E proprio Luigi Mignacco è il protagonista della nostra nuova intervista!

Luigi Mignacco
Luigi Mignacco (fonte: web)

Lo scorso 7 maggio (2013 n.d.r.) abbiamo presentato un libro edito da Rosellina Archinto, L’armonia delle tenebre. Musica e politica nella Germania nazista.
Bel titolo, la prima parte andrebbe bene per un… Dylan Dog! Certo, l’argomento è molto serio e drammatico, anzi tragico. Il rapporto fra l’arte e il male, fra un regime totalitario e totalizzante come quello nazista e il mondo della musica, che è un’esperienza totale ma libera, mi sembra un tema intrigante. Ma un po’ troppo impegnativo per un “fumettaro” come me!

Secondo te con i nuovi mezzi di comunicazione si può fare del male?
I mezzi di comunicazione dipendono dall’uso che se ne fa: la rete può essere un formidabile strumento d’informazione, di conoscenza e di ricerca, ma va frequentata con intelligenza. Una persona deve esercitare uno spirito critico su ciò che sta leggendo, che sia un articolo di giornale o una pagina di internet. E comunque meglio è che non sia una frequentazione ossessiva!

Qualche anno fa sono andata a Tobego con Pollini; c’era anche Gae Aulenti. Per tutto il giorno Pollini ha lavorato; Gae Aulenti aveva molta nostalgia per la città. La sera ci sedevamo a tavola tutti in silenzio. Siamo stati molto bene insieme perché ci sentivamo senza parlare.
Sicuramente avevate molte cose in comune lo stesso! Si sta bene con una persona quando si può anche tacere insieme: se c’è una vera affinità, ci si fa compagnia anche in silenzio. E lì forse il paesaggio e il tempo libero meritavano di essere ascoltati insieme.
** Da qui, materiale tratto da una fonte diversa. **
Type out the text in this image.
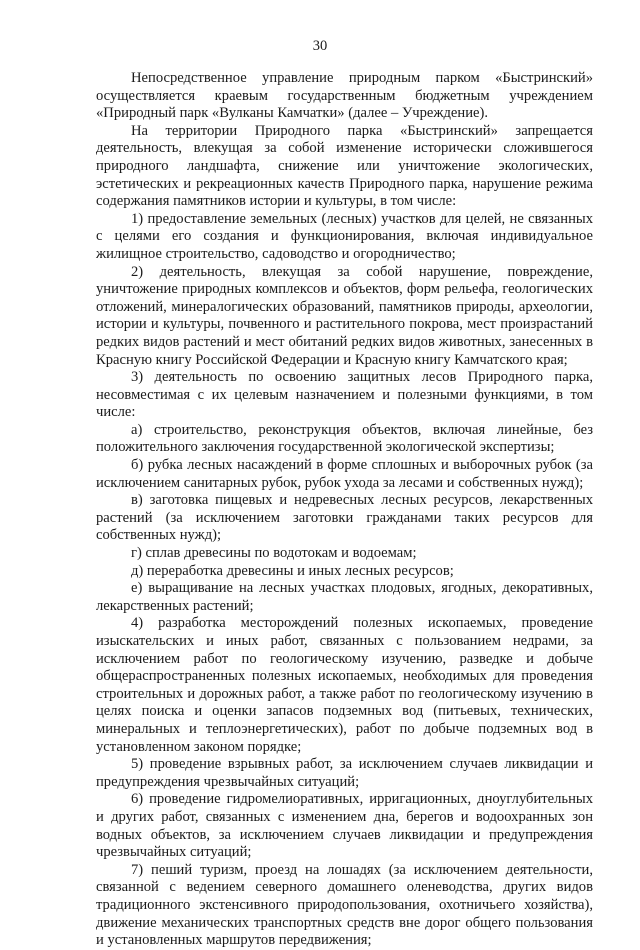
30

Непосредственное управление природным парком «Быстринский» осуществляется краевым государственным бюджетным учреждением «Природный парк «Вулканы Камчатки» (далее – Учреждение).

На территории Природного парка «Быстринский» запрещается деятельность, влекущая за собой изменение исторически сложившегося природного ландшафта, снижение или уничтожение экологических, эстетических и рекреационных качеств Природного парка, нарушение режима содержания памятников истории и культуры, в том числе:

1) предоставление земельных (лесных) участков для целей, не связанных с целями его создания и функционирования, включая индивидуальное жилищное строительство, садоводство и огородничество;

2) деятельность, влекущая за собой нарушение, повреждение, уничтожение природных комплексов и объектов, форм рельефа, геологических отложений, минералогических образований, памятников природы, археологии, истории и культуры, почвенного и растительного покрова, мест произрастаний редких видов растений и мест обитаний редких видов животных, занесенных в Красную книгу Российской Федерации и Красную книгу Камчатского края;

3) деятельность по освоению защитных лесов Природного парка, несовместимая с их целевым назначением и полезными функциями, в том числе:

а) строительство, реконструкция объектов, включая линейные, без положительного заключения государственной экологической экспертизы;

б) рубка лесных насаждений в форме сплошных и выборочных рубок (за исключением санитарных рубок, рубок ухода за лесами и собственных нужд);

в) заготовка пищевых и недревесных лесных ресурсов, лекарственных растений (за исключением заготовки гражданами таких ресурсов для собственных нужд);

г) сплав древесины по водотокам и водоемам;

д) переработка древесины и иных лесных ресурсов;

е) выращивание на лесных участках плодовых, ягодных, декоративных, лекарственных растений;

4) разработка месторождений полезных ископаемых, проведение изыскательских и иных работ, связанных с пользованием недрами, за исключением работ по геологическому изучению, разведке и добыче общераспространенных полезных ископаемых, необходимых для проведения строительных и дорожных работ, а также работ по геологическому изучению в целях поиска и оценки запасов подземных вод (питьевых, технических, минеральных и теплоэнергетических), работ по добыче подземных вод в установленном законом порядке;

5) проведение взрывных работ, за исключением случаев ликвидации и предупреждения чрезвычайных ситуаций;

6) проведение гидромелиоративных, ирригационных, дноуглубительных и других работ, связанных с изменением дна, берегов и водоохранных зон водных объектов, за исключением случаев ликвидации и предупреждения чрезвычайных ситуаций;

7) пеший туризм, проезд на лошадях (за исключением деятельности, связанной с ведением северного домашнего оленеводства, других видов традиционного экстенсивного природопользования, охотничьего хозяйства), движение механических транспортных средств вне дорог общего пользования и установленных маршрутов передвижения;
Tu sei un investigatore dei sogni? Quali sono le tue origini?
“Investigatore dei sogni” mi sembra una bella definizione. Io sono un sognatore, anche a occhi aperti, ma poi mi piace riflettere su quello che ho sognato. E raccontarlo agli altri, magari scrivendo. Sono originario della Valle Borbera, che si trova nel basso Piemonte, nella zona che confina con Lombardia, Liguria ed Emilia. È un angolo di Appennino un po’ isolato, qualcuno l’ha definito “un’isola fra i monti”. Ha una tradizione musicale autonoma, che gli etnologi chiamano “cultura delle quattro province”. Adesso è un posto un po’ fuori dal mondo, ma in epoca medievale queste zone erano popolate; i boschi erano una risorsa perché fornivano legna da ardere e castagne, si praticava l’allevamento in alpeggio. Era un territorio economicamente autonomo e un’importante via di comunicazione tra la Pianura Padana e le coste liguri. Grazie ai valichi bassi qui passava una delle famose “vie del sale”.

Fino a che età sei rimasto lì?
A diciannove anni sono andato all’università a Firenze.
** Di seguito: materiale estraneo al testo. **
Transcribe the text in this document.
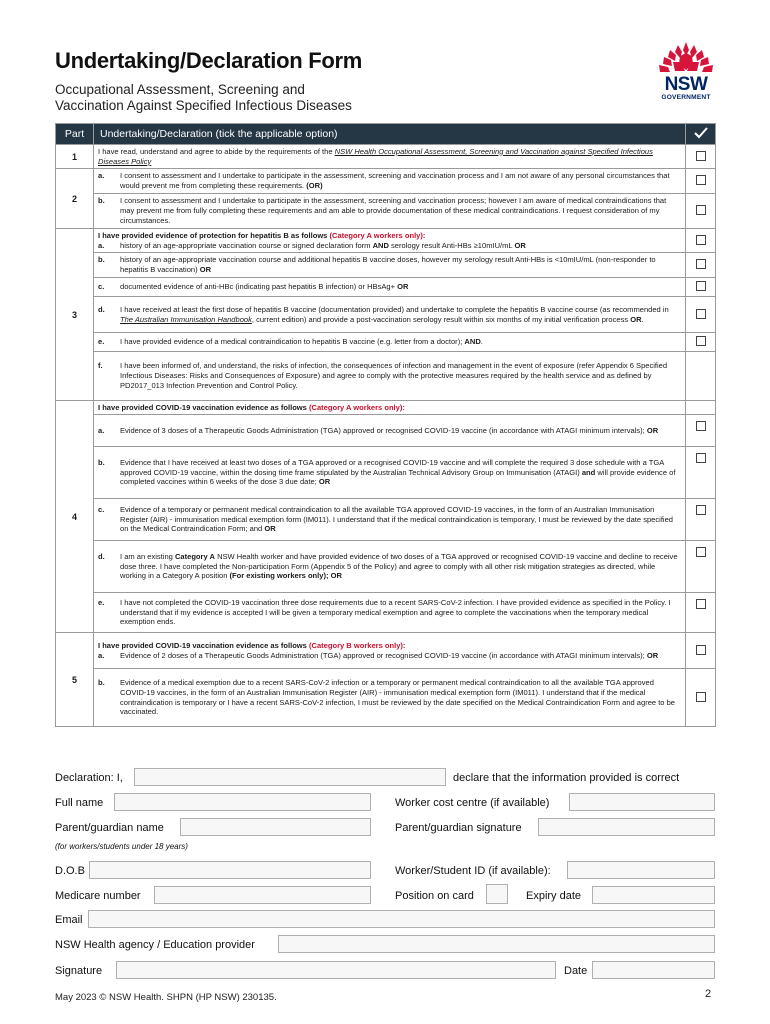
Undertaking/Declaration Form
Occupational Assessment, Screening and
Vaccination Against Specified Infectious Diseases
NSW
GOVERNMENT
Part	Undertaking/Declaration (tick the applicable option)	
1	I have read, understand and agree to abide by the requirements of the NSW Health Occupational Assessment, Screening and Vaccination against Specified Infectious Diseases Policy	
2	a. I consent to assessment and I undertake to participate in the assessment, screening and vaccination process and I am not aware of any personal circumstances that would prevent me from completing these requirements. (OR)	

	b. I consent to assessment and I undertake to participate in the assessment, screening and vaccination process; however I am aware of medical contraindications that may prevent me from fully completing these requirements and am able to provide documentation of these medical contraindications. I request consideration of my circumstances.	

3	I have provided evidence of protection for hepatitis B as follows (Category A workers only):
a. history of an age-appropriate vaccination course or signed declaration form AND serology result Anti-HBs ≥10mIU/mL OR	

	b. history of an age-appropriate vaccination course and additional hepatitis B vaccine doses, however my serology result Anti-HBs is <10mIU/mL (non-responder to hepatitis B vaccination) OR	

	c. documented evidence of anti-HBc (indicating past hepatitis B infection) or HBsAg+ OR	

	d. I have received at least the first dose of hepatitis B vaccine (documentation provided) and undertake to complete the hepatitis B vaccine course (as recommended in The Australian Immunisation Handbook, current edition) and provide a post-vaccination serology result within six months of my initial verification process OR.	

	e. I have provided evidence of a medical contraindication to hepatitis B vaccine (e.g. letter from a doctor); AND.	

	f. I have been informed of, and understand, the risks of infection, the consequences of infection and management in the event of exposure (refer Appendix 6 Specified Infectious Diseases: Risks and Consequences of Exposure) and agree to comply with the protective measures required by the health service and as defined by PD2017_013 Infection Prevention and Control Policy.	

4	I have provided COVID-19 vaccination evidence as follows (Category A workers only):	

	a. Evidence of 3 doses of a Therapeutic Goods Administration (TGA) approved or recognised COVID-19 vaccine (in accordance with ATAGI minimum intervals); OR	

	b. Evidence that I have received at least two doses of a TGA approved or a recognised COVID-19 vaccine and will complete the required 3 dose schedule with a TGA approved COVID-19 vaccine, within the dosing time frame stipulated by the Australian Technical Advisory Group on Immunisation (ATAGI) and will provide evidence of completed vaccines within 6 weeks of the dose 3 due date; OR	

	c. Evidence of a temporary or permanent medical contraindication to all the available TGA approved COVID-19 vaccines, in the form of an Australian Immunisation Register (AIR) - immunisation medical exemption form (IM011). I understand that if the medical contraindication is temporary, I must be reviewed by the date specified on the Medical Contraindication Form; and OR	

	d. I am an existing Category A NSW Health worker and have provided evidence of two doses of a TGA approved or recognised COVID-19 vaccine and decline to receive dose three. I have completed the Non-participation Form (Appendix 5 of the Policy) and agree to comply with all other risk mitigation strategies as directed, while working in a Category A position (For existing workers only); OR	

	e. I have not completed the COVID-19 vaccination three dose requirements due to a recent SARS-CoV-2 infection. I have provided evidence as specified in the Policy. I understand that if my evidence is accepted I will be given a temporary medical exemption and agree to complete the vaccinations when the temporary medical exemption ends.	

5	I have provided COVID-19 vaccination evidence as follows (Category B workers only):
a. Evidence of 2 doses of a Therapeutic Goods Administration (TGA) approved or recognised COVID-19 vaccine (in accordance with ATAGI minimum intervals); OR	

	b. Evidence of a medical exemption due to a recent SARS-CoV-2 infection or a temporary or permanent medical contraindication to all the available TGA approved COVID-19 vaccines, in the form of an Australian Immunisation Register (AIR) - immunisation medical exemption form (IM011). I understand that if the medical contraindication is temporary or I have a recent SARS-CoV-2 infection, I must be reviewed by the date specified on the Medical Contraindication Form and agree to be vaccinated.	

Declaration: I,	declare that the information provided is correct
Full name	Worker cost centre (if available)
Parent/guardian name	Parent/guardian signature
(for workers/students under 18 years)
D.O.B	Worker/Student ID (if available):
Medicare number	Position on card	Expiry date
Email
NSW Health agency / Education provider
Signature	Date
May 2023 © NSW Health. SHPN (HP NSW) 230135.	2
Poi ti sei trasferito a Milano?
Ho iniziato a lavorare nel mondo del fumetto e con editori milanesi abbastanza presto, ma rimanendo nella mia valle che è a un’ora di auto da Milano. Dopo i trent’anni ho messo su casa a Milano ma la mia “base” è rimasta in Val Borbera.
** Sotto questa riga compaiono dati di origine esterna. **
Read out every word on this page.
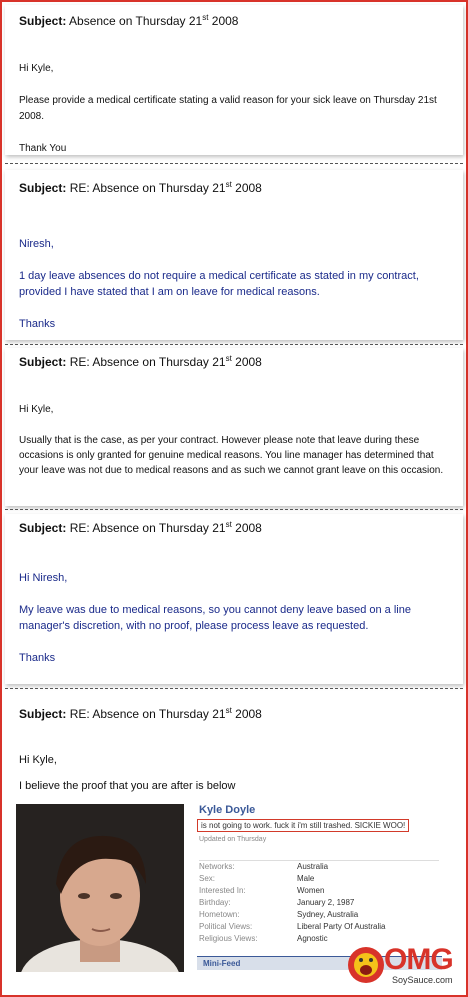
Subject: Absence on Thursday 21st 2008

Hi Kyle,

Please provide a medical certificate stating a valid reason for your sick leave on Thursday 21st 2008.

Thank You

Subject: RE: Absence on Thursday 21st 2008

Niresh,

1 day leave absences do not require a medical certificate as stated in my contract, provided I have stated that I am on leave for medical reasons.

Thanks

Subject: RE: Absence on Thursday 21st 2008

Hi Kyle,

Usually that is the case, as per your contract. However please note that leave during these occasions is only granted for genuine medical reasons. You line manager has determined that your leave was not due to medical reasons and as such we cannot grant leave on this occasion.

Subject: RE: Absence on Thursday 21st 2008

Hi Niresh,

My leave was due to medical reasons, so you cannot deny leave based on a line manager's discretion, with no proof, please process leave as requested.

Thanks

Subject: RE: Absence on Thursday 21st 2008

Hi Kyle,

I believe the proof that you are after is below

Kyle Doyle
is not going to work. fuck it i'm still trashed. SICKIE WOO!
Updated on Thursday
Networks:	Australia
Sex:	Male
Interested In:	Women
Birthday:	January 2, 1987
Hometown:	Sydney, Australia
Political Views:	Liberal Party Of Australia
Religious Views:	Agnostic
Mini-Feed	OMG
SoySauce.com
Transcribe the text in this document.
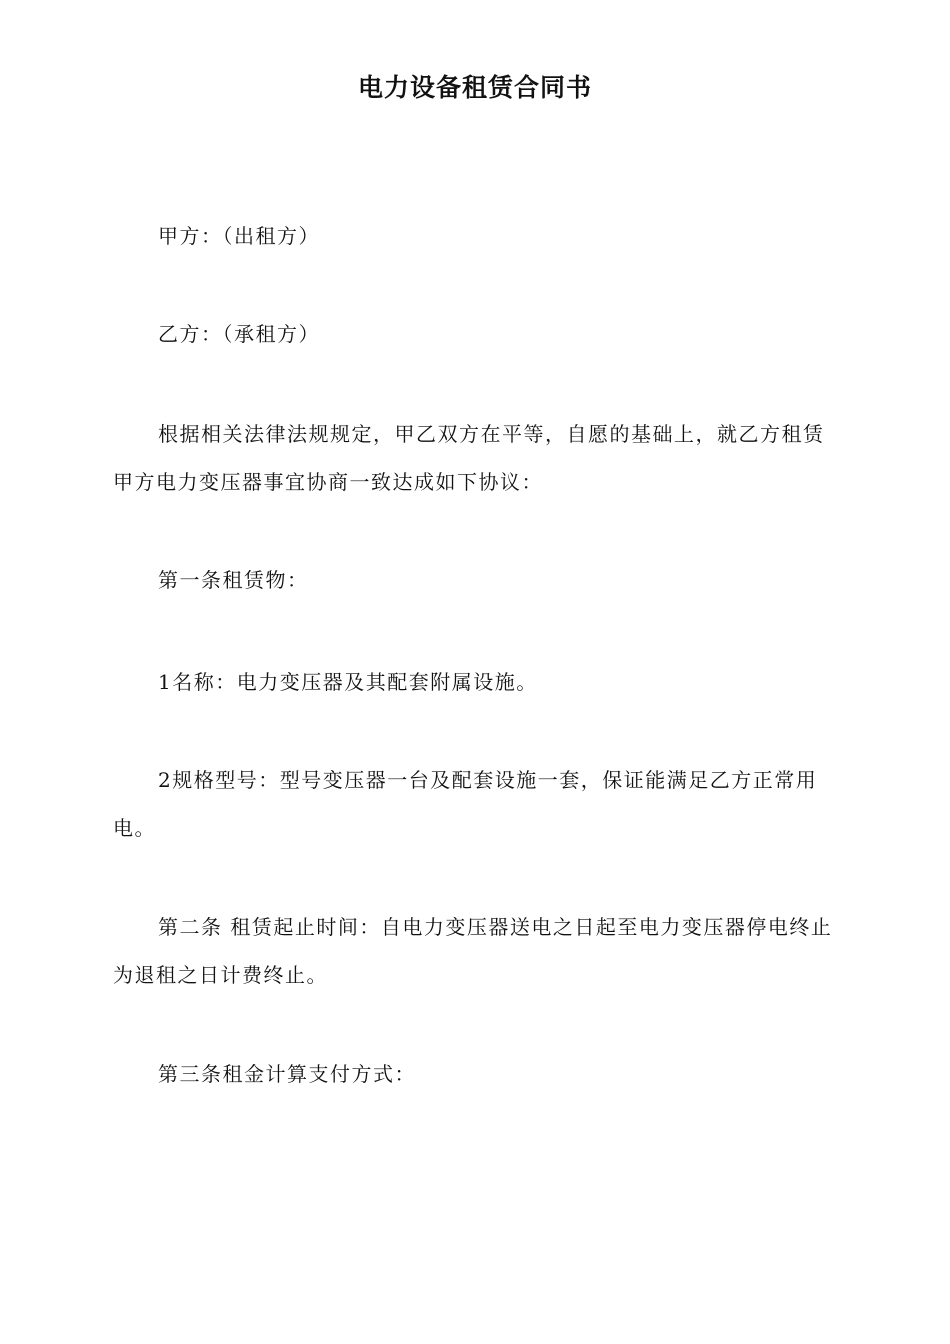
电力设备租赁合同书
甲方：（出租方）
乙方：（承租方）
根据相关法律法规规定，甲乙双方在平等，自愿的基础上，就乙方租赁甲方电力变压器事宜协商一致达成如下协议：
第一条租赁物：
1名称：电力变压器及其配套附属设施。
2规格型号：型号变压器一台及配套设施一套，保证能满足乙方正常用电。
第二条 租赁起止时间：自电力变压器送电之日起至电力变压器停电终止为退租之日计费终止。
第三条租金计算支付方式：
Il tuo paese, le regioni che si sfioravano, ti hanno influenzato?
Sicuramente. L’influenza della cultura tradizionale viene dai miei nonni, dalla mia famiglia, anche se noi abbiamo sempre vissuto in modo abbastanza borghese, “cittadino” pur abitando in campagna. Mia mamma è un’insegnante in pensione, mio padre era imprenditore edile. E poi il mondo di oggi, con la televisione e i mezzi di comunicazione di massa, fornisce gli stessi modelli un po’ ovunque.

Tu hai mai vissuto la campagna?
Solo come sfondo dei miei sogni. Sono sempre stato un sognatore, come ho già detto.

Hai fratelli o sorelle?
Tre fratelli. Io sono il primogenito.

Ti piace star solo?
Apprezzo la solitudine, ma mi piace stare con gli altri. Diciamo che un po’ di solitudine ogni tanto non mi fa soffrire.

Come hai deciso la tua strada?
In un certo senso, io ho “sognato” il mio lavoro, prima di realizzarlo: sono sempre stato un lettore appassionato e fin da adolescente volevo diventare scrittore. Non uno scrittore “serio”, ma un autore di narrativa d’evasione: di gialli, fantascienza, horror. Adesso anche in Italia ci sono numerosi scrittori “di genere”, ma negli anni ’70 non c’era molta possibilità di diventare un professionista in questo campo.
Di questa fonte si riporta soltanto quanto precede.